> It's 2026 and the notion that you can get detailed enough requirements and specifications that you can one-shot a perfect solution needs to die.
It's 2026 and the idea that even with detailed-enough requirements you can one-shot even a workable (let alone perfect) solution also needs to die. Anthropic failed to build even something as simple as a workable C compiler, not only with a perfect spec (and reference implementations, both of which the model trained on) but even with thousands of tests painstakingly written over many person-years. Today's models are not yet capable enough to build non-trivial production software without close and careful human supervision, even with perfect specs and perfect tests. Without a perfect spec and a perfect human-written test suite the task is even harder. Maybe in 2027.
I wonder how knowledgeable in compilation was the engineer that attempted this. I'm pretty confident that I could produce a decent C compiler in a few weeks (or less), if given Opus 4.7 + unlimited tokens + a good test suite. (and this is not blind unsubstantiated belief in AI, I've recently rewritten a somewhat sophisticated interpreter in a week with AI; and have worked on several C++ compilers in the past, including a GCC port to a custom DSP, so I have a bit of an idea about what this would take).
But yeah, this is not a "one shot" project, none of it is. One shot doesn't work even with humans - after all, this is exactly what killed waterfall as a methodology.
Sorry where are we seeing that it failed? It compiled multiple projects successfully albeit less optimized.
" It lacks the 16-bit x86 compiler that is necessary to boot Linux out of real mode. For this, it calls out to GCC (the x86_32 and x86_64 compilers are its own).

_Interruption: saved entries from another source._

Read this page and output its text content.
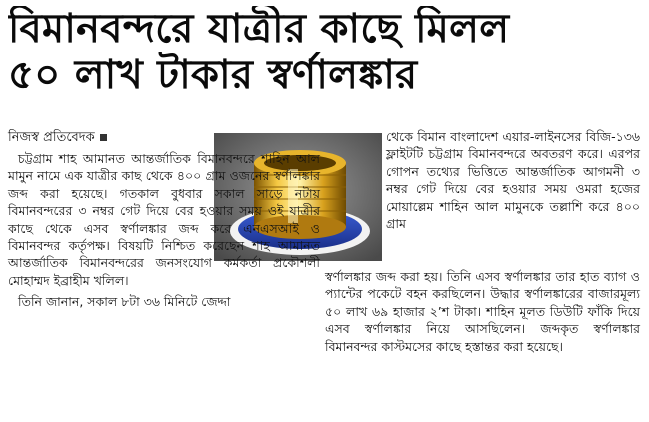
বিমানবন্দরে যাত্রীর কাছে মিলল
৫০ লাখ টাকার স্বর্ণালঙ্কার
নিজস্ব প্রতিবেদক

চট্টগ্রাম শাহ আমানত আন্তর্জাতিক বিমানবন্দরে শাহিন আল মামুন নামে এক যাত্রীর কাছ থেকে ৪০০ গ্রাম ওজনের স্বর্ণালঙ্কার জব্দ করা হয়েছে। গতকাল বুধবার সকাল সাড়ে নটায় বিমানবন্দরের ৩ নম্বর গেট দিয়ে বের হওয়ার সময় ওই যাত্রীর কাছে থেকে এসব স্বর্ণালঙ্কার জব্দ করে এনএসআই ও বিমানবন্দর কর্তৃপক্ষ। বিষয়টি নিশ্চিত করেছেন শাহ আমানত আন্তর্জাতিক বিমানবন্দরের জনসংযোগ কর্মকর্তা প্রকৌশলী মোহাম্মদ ইব্রাহীম খলিল।

তিনি জানান, সকাল ৮টা ৩৬ মিনিটে জেদ্দা

থেকে বিমান বাংলাদেশ এয়ার-লাইনসের বিজি-১৩৬ ফ্লাইটটি চট্টগ্রাম বিমানবন্দরে অবতরণ করে। এরপর গোপন তথ্যের ভিত্তিতে আন্তর্জাতিক আগমনী ৩ নম্বর গেট দিয়ে বের হওয়ার সময় ওমরা হজের মোয়াল্লেম শাহিন আল মামুনকে তল্লাশি করে ৪০০ গ্রাম

স্বর্ণালঙ্কার জব্দ করা হয়। তিনি এসব স্বর্ণালঙ্কার তার হাত ব্যাগ ও প্যান্টের পকেটে বহন করছিলেন। উদ্ধার স্বর্ণালঙ্কারের বাজারমূল্য ৫০ লাখ ৬৯ হাজার ২’শ টাকা। শাহিন মূলত ডিউটি ফাঁকি দিয়ে এসব স্বর্ণালঙ্কার নিয়ে আসছিলেন। জব্দকৃত স্বর্ণালঙ্কার বিমানবন্দর কাস্টমসের কাছে হস্তান্তর করা হয়েছে।
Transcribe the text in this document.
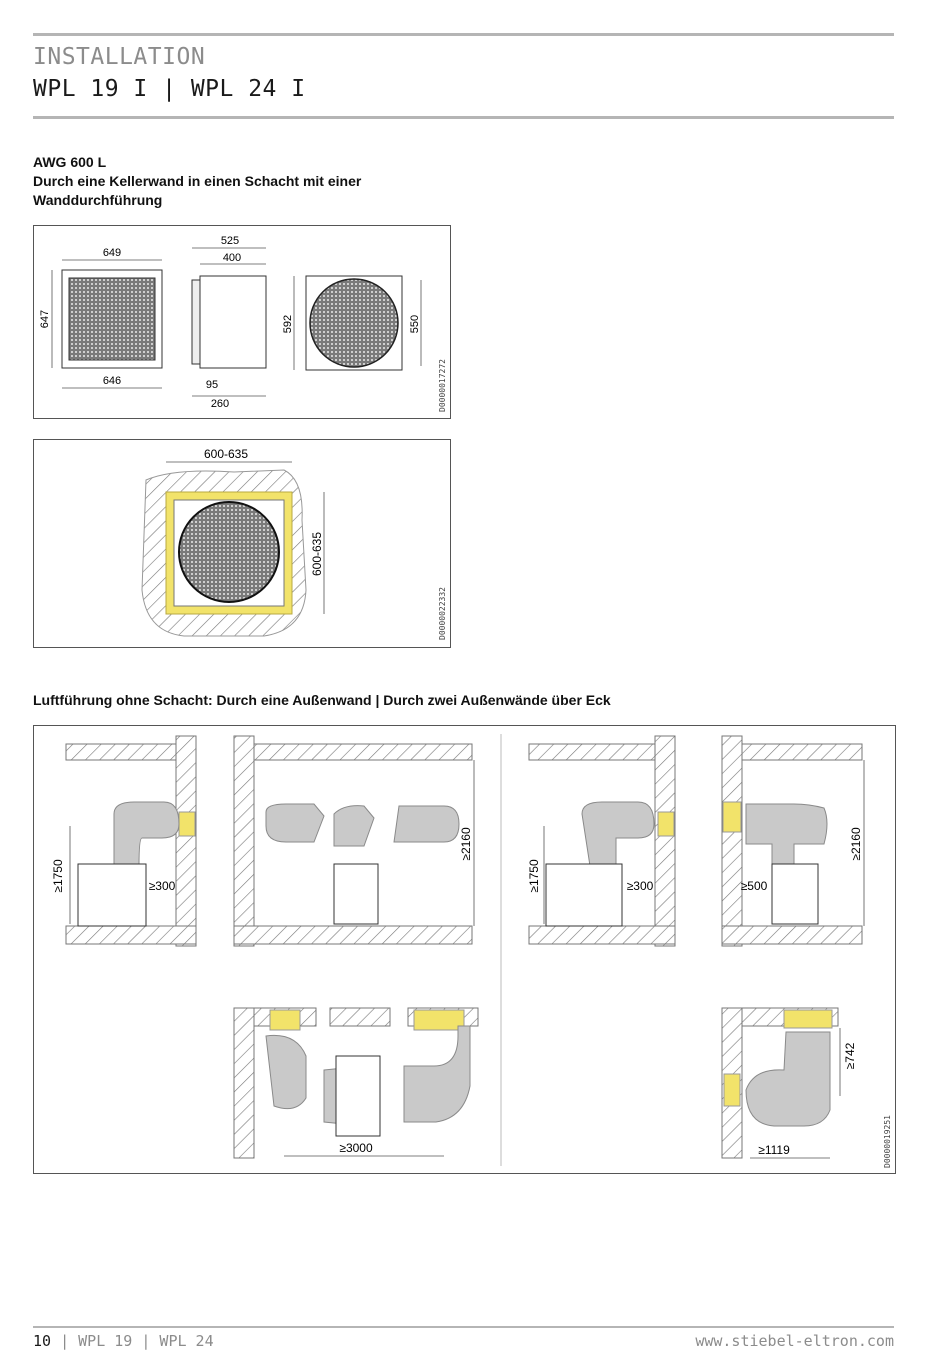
INSTALLATION
WPL 19 I | WPL 24 I
AWG 600 L
Durch eine Kellerwand in einen Schacht mit einer
Wanddurchführung
649
647
646
525
400
95
260
592	550
D0000017272
600-635
600-635
D0000022332
Luftführung ohne Schacht: Durch eine Außenwand | Durch zwei Außenwände über Eck
≥1750	≥300
≥2160
≥1750	≥300	≥500
≥2160
≥3000	≥1119
≥742
D0000019251
10 | WPL 19 | WPL 24	www.stiebel-eltron.com
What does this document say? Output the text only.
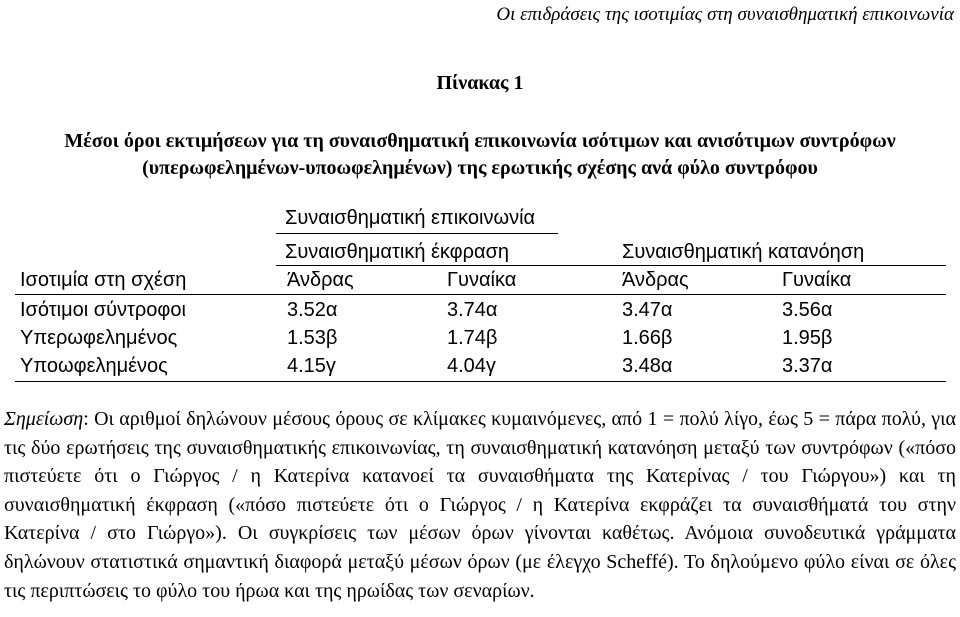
Οι επιδράσεις της ισοτιμίας στη συναισθηματική επικοινωνία
Πίνακας 1
Μέσοι όροι εκτιμήσεων για τη συναισθηματική επικοινωνία ισότιμων και ανισότιμων συντρόφων
(υπερωφελημένων-υποωφελημένων) της ερωτικής σχέσης ανά φύλο συντρόφου
Συναισθηματική επικοινωνία
Συναισθηματική έκφραση	Συναισθηματική κατανόηση
Ισοτιμία στη σχέση	Άνδρας	Γυναίκα	Άνδρας	Γυναίκα
Ισότιμοι σύντροφοι	3.52α	3.74α	3.47α	3.56α
Υπερωφελημένος	1.53β	1.74β	1.66β	1.95β
Υποωφελημένος	4.15γ	4.04γ	3.48α	3.37α
Σημείωση: Οι αριθμοί δηλώνουν μέσους όρους σε κλίμακες κυμαινόμενες, από 1 = πολύ λίγο, έως 5 = πάρα πολύ, για τις δύο ερωτήσεις της συναισθηματικής επικοινωνίας, τη συναισθηματική κατανόηση μεταξύ των συντρόφων («πόσο πιστεύετε ότι ο Γιώργος / η Κατερίνα κατανοεί τα συναισθήματα της Κατερίνας / του Γιώργου») και τη συναισθηματική έκφραση («πόσο πιστεύετε ότι ο Γιώργος / η Κατερίνα εκφράζει τα συναισθήματά του στην Κατερίνα / στο Γιώργο»). Οι συγκρίσεις των μέσων όρων γίνονται καθέτως. Ανόμοια συνοδευτικά γράμματα δηλώνουν στατιστικά σημαντική διαφορά μεταξύ μέσων όρων (με έλεγχο Scheffé). Το δηλούμενο φύλο είναι σε όλες τις περιπτώσεις το φύλο του ήρωα και της ηρωίδας των σεναρίων.
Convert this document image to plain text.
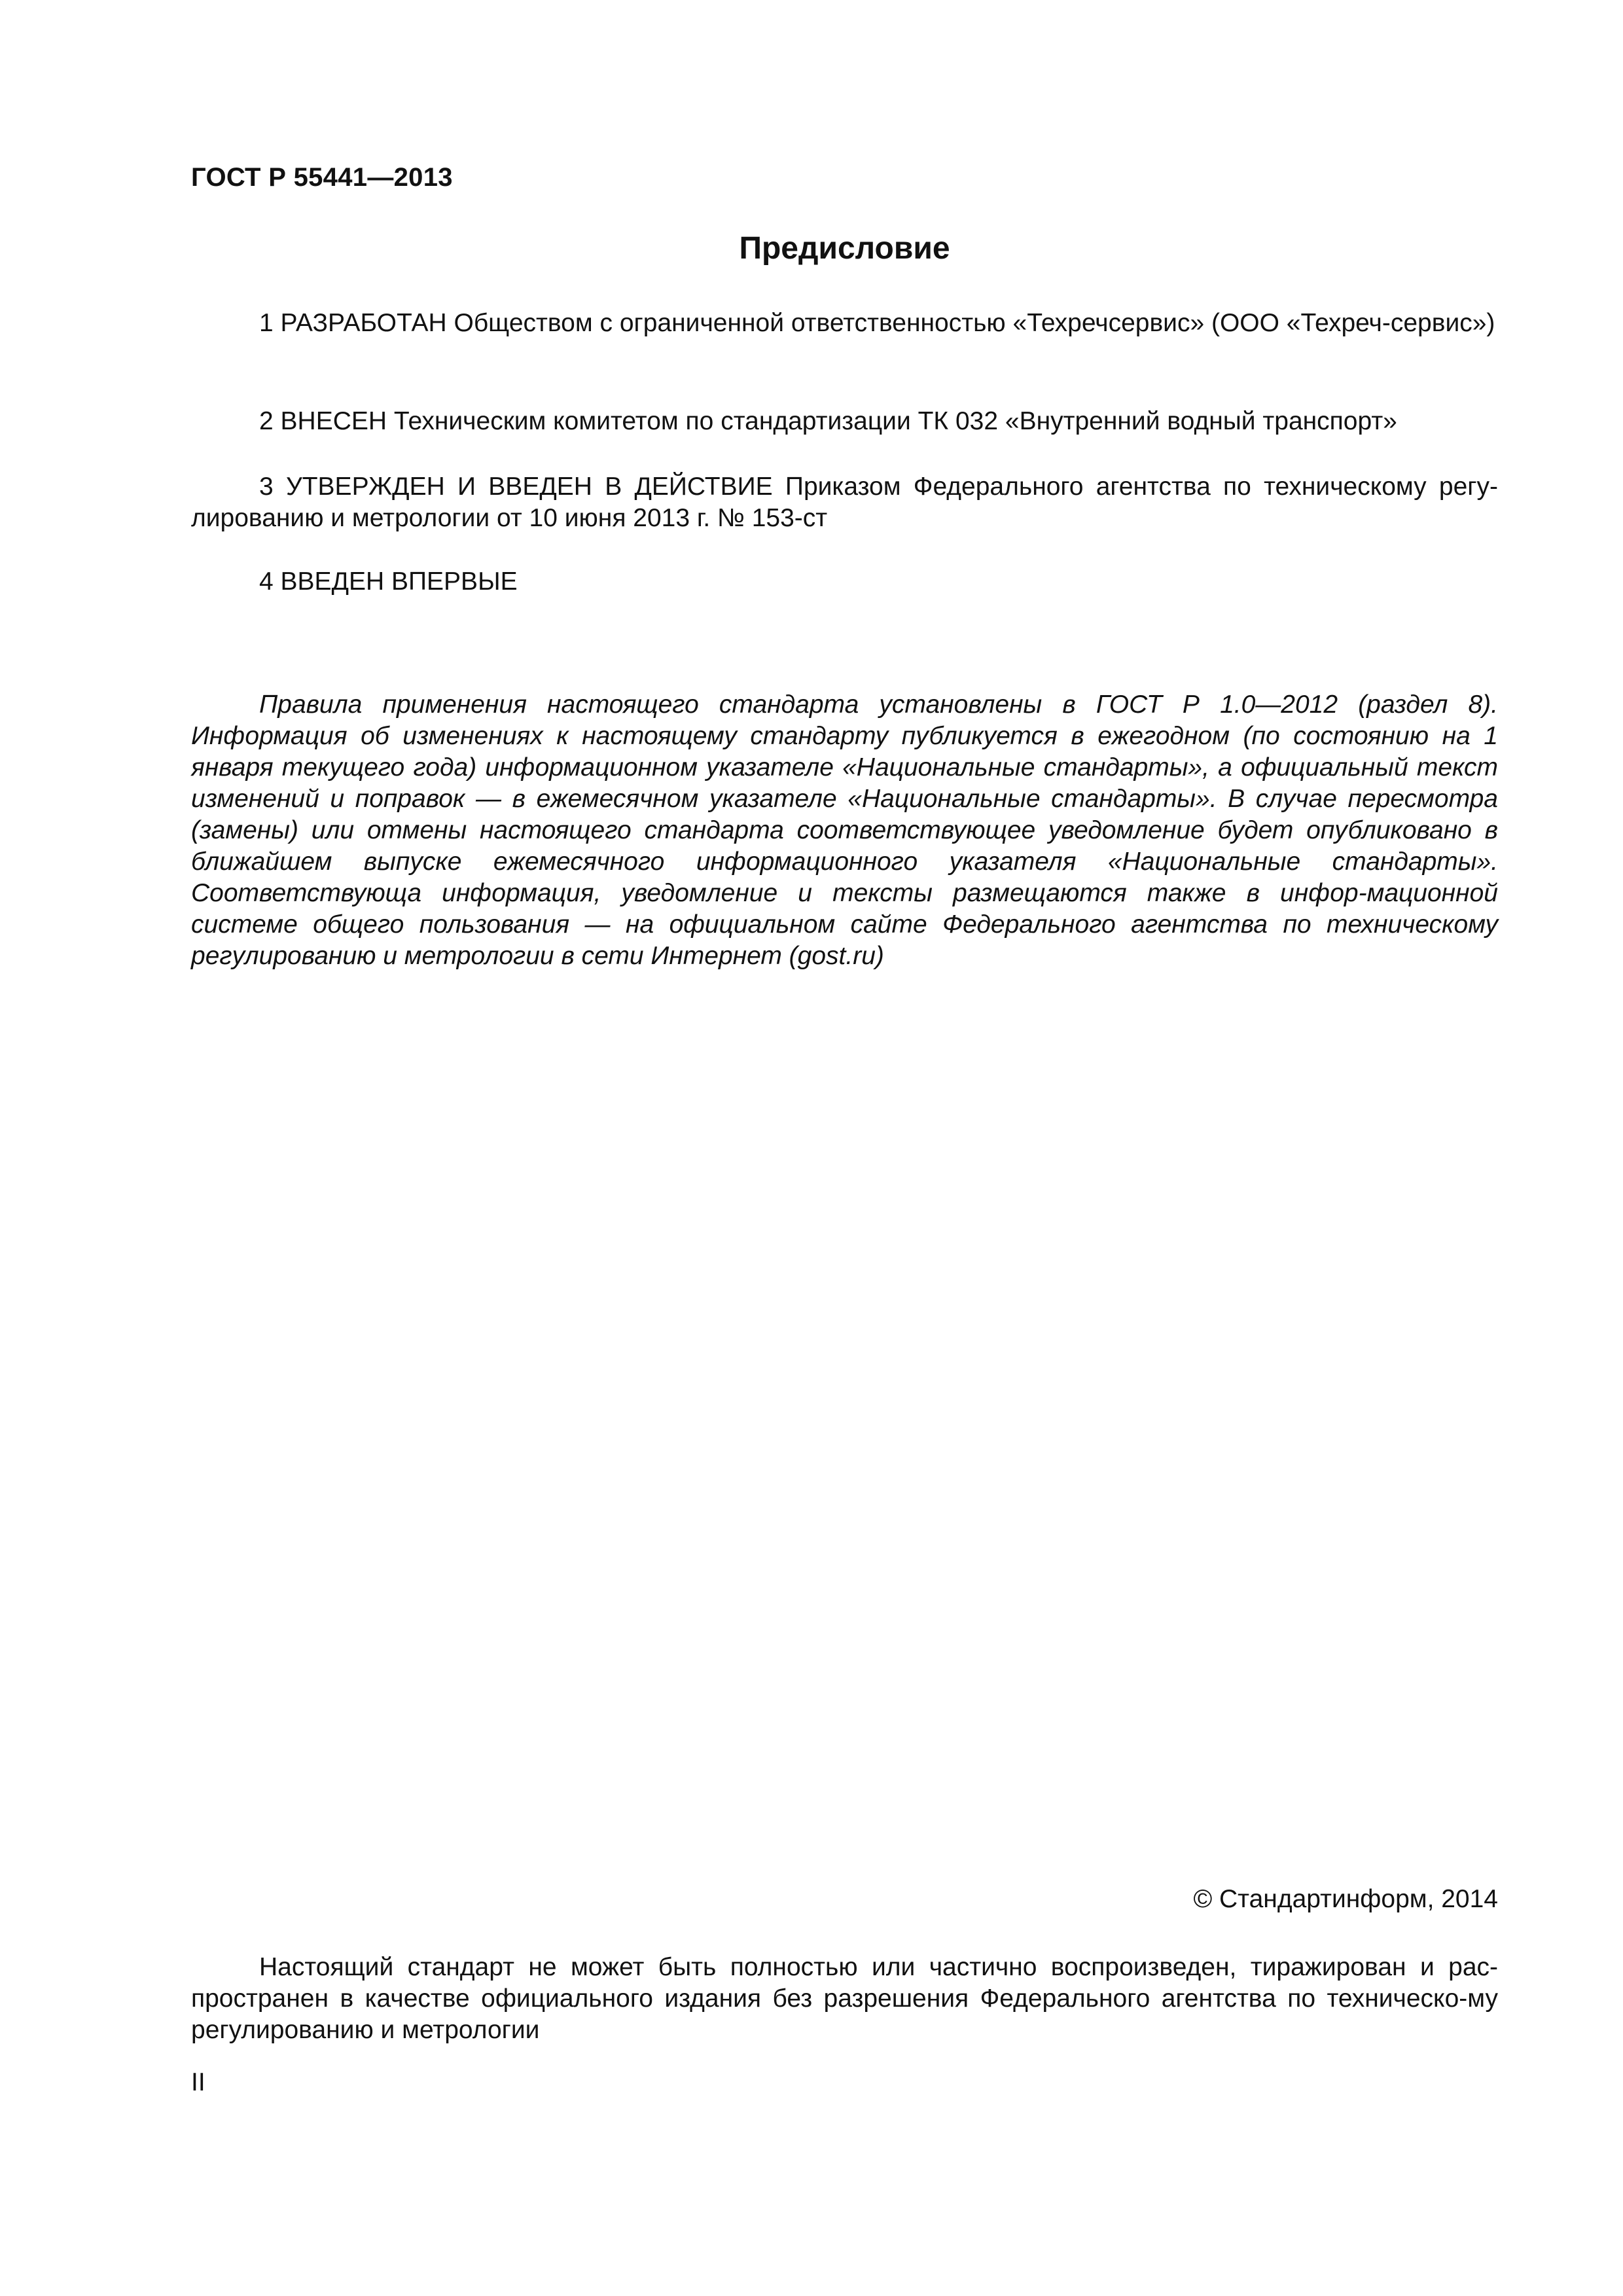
ГОСТ Р 55441—2013
Предисловие
1 РАЗРАБОТАН Обществом с ограниченной ответственностью «Техречсервис» (ООО «Техреч-сервис»)
2 ВНЕСЕН Техническим комитетом по стандартизации ТК 032 «Внутренний водный транспорт»
3 УТВЕРЖДЕН И ВВЕДЕН В ДЕЙСТВИЕ Приказом Федерального агентства по техническому регу-лированию и метрологии от 10 июня 2013 г. № 153-ст
4 ВВЕДЕН ВПЕРВЫЕ
Правила применения настоящего стандарта установлены в ГОСТ Р 1.0—2012 (раздел 8). Информация об изменениях к настоящему стандарту публикуется в ежегодном (по состоянию на 1 января текущего года) информационном указателе «Национальные стандарты», а официальный текст изменений и поправок — в ежемесячном указателе «Национальные стандарты». В случае пересмотра (замены) или отмены настоящего стандарта соответствующее уведомление будет опубликовано в ближайшем выпуске ежемесячного информационного указателя «Национальные стандарты». Соответствующа информация, уведомление и тексты размещаются также в инфор-мационной системе общего пользования — на официальном сайте Федерального агентства по техническому регулированию и метрологии в сети Интернет (gost.ru)
© Стандартинформ, 2014
Настоящий стандарт не может быть полностью или частично воспроизведен, тиражирован и рас-пространен в качестве официального издания без разрешения Федерального агентства по техническо-му регулированию и метрологии
II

It does not have its own assembler and linker; these are the very last bits that Claude started automating and are still somewhat buggy. The demo video was produced with a GCC assembler and linker.
The compiler successfully builds many projects, but not all. It's not yet a drop-in replacement for a real compiler. The generated code is not very efficient. Even with all optimizations enabled, it outputs less efficient code than GCC with all optimizations disabled.
The Rust code quality is reasonable, but is nowhere near the quality of what an expert Rust programmer might produce. "
For faffing about with a multi agent system that seems like a pretty successful experiment to me.
Source: https://www.anthropic.com/engineering/building-c-compiler
Edit: Like I think people don't realize not even 7 months ago it wasn't writing this at all.